Recettes maison et jardinage : entre prétentions et bénéfices réels

Les recettes et remèdes maison à utiliser au jardin pullulent sur Internet. Mais qu’en est-il vraiment des preuves scientifiques ? Si certaines de ces solutions sont efficaces, d’autres le sont très peu, voire pas du tout.

 

Les « vertus » du marc de café ne résistent pas à une analyse scientifique. Mieux vaut le réserver au compost © J.-L. Boulard

Le marc de café, des pouvoirs surestimés

Le marc de café serait presque un produit miracle. On prétend qu’il repousse les ravageurs (insectes, mollusques, même les chats), qu’il enrichit le sol, qu’il peut servir d‘acidifiant, qu’il prévient les maladies et plus encore. En fait, ce produit n’offre aucun service très probant. Il présente même des côtés négatifs, dont il faut tenir compte. Malgré la croyance populaire, le marc de café n’a pas d’effet répulsif vérifiable sur les ravageurs habituellement cités (altises, criocères, pucerons, autres insectes, limaces, escargots et chats).
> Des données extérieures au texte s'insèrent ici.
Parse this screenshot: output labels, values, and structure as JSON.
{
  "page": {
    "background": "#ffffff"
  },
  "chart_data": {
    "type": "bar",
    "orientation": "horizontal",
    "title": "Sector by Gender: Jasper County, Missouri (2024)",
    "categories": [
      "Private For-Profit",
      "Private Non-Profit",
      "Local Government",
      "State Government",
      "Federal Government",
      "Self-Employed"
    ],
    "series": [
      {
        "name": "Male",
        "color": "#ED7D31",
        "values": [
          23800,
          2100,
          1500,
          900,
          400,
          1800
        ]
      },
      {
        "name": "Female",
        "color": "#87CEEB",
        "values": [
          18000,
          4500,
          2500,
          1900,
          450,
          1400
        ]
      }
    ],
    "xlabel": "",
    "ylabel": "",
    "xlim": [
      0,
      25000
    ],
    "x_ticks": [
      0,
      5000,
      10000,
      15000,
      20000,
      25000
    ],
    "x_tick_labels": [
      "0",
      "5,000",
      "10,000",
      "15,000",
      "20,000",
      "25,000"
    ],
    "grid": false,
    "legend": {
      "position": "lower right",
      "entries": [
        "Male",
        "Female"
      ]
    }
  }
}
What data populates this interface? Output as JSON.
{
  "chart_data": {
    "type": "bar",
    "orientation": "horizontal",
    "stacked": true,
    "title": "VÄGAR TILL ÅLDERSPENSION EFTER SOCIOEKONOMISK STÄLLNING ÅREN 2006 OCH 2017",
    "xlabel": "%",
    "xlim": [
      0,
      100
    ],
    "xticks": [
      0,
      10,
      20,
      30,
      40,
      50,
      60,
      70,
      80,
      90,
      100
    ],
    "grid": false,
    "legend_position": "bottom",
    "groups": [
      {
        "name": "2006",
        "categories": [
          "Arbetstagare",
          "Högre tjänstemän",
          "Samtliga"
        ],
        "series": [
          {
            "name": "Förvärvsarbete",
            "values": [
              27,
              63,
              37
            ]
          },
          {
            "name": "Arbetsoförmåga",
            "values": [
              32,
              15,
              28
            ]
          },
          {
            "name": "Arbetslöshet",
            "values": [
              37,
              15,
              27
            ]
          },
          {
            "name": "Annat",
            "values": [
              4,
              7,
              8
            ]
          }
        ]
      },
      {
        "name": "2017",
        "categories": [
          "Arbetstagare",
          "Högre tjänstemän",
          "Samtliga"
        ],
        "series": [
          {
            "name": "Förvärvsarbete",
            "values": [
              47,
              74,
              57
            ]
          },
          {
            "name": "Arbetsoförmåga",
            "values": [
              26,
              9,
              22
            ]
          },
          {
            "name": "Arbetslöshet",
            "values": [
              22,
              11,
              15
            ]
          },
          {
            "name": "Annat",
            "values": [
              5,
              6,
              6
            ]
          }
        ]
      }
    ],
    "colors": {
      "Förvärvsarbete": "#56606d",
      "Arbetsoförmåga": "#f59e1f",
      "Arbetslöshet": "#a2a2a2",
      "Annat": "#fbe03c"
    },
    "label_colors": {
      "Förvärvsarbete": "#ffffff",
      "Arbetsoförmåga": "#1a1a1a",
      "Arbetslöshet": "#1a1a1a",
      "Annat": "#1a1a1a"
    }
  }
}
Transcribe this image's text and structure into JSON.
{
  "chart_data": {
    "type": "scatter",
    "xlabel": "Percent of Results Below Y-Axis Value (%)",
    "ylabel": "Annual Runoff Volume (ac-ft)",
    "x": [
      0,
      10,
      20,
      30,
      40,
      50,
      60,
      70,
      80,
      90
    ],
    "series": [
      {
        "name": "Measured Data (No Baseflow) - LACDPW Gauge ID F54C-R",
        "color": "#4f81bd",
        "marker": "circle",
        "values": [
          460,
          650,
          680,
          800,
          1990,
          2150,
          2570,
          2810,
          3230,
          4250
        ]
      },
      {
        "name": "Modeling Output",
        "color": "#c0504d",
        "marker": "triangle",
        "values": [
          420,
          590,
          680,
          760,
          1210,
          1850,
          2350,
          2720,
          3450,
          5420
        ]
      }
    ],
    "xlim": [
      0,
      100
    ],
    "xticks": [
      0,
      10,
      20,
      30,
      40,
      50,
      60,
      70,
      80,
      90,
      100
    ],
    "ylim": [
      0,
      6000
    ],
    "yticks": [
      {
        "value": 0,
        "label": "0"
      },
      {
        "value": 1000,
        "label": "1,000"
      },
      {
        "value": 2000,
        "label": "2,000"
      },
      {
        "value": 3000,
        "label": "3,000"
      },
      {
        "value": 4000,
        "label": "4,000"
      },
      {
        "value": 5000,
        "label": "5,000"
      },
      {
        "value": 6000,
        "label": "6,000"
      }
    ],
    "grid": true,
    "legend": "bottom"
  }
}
Les fourmis ne semblent pas apprécier sa présence, mais elles ont tôt fait de l’enlever et de reprendre leurs habitudes. Le marc de café peut-il servir de fertilisant ? Oui! Il contient suffisamment d’azote (2 à 3 %) et des quantités non négligeables de potassium, de magnésium et de phosphore, sans parler d’autres éléments mineurs. Cependant, il ne libère pas cet azote facilement. Comme bien des matières organiques non compostées, il est trop riche en carbone, ce qui crée une situation de « faim d’azote » : les microbes du sol utilisent l’azote présent pour décomposer le carbone et, pendant ce temps, les plantes n’en profitent pas. Quand l’azote est enfin libéré, les dommages aux plantes sont déjà faits. Peut-il lutter contre les maladies des plantes ? Au début de sa décomposition, il semble réprimer plusieurs champignons nuisibles, mais il s’agit de résultats obtenus en laboratoire. Ceux obtenus en plein champ ont été jugés « peu concluants ». Le petit bénéfice dépend donc des circonstances. De plus, le marc de café réprime certains champignons nécessaires au compostage. La croyance qu’il est acide et peut servir à acidifier les sols alcalins ou à maintenir le pH du sol des plantes acidophiles s’avère non fondée. Il est vrai que, pendant sa décomposition, le pH (niveau d’acidité) bascule vers le côté acide, pour aboutir à une valeur de 6,5 plutôt neutre.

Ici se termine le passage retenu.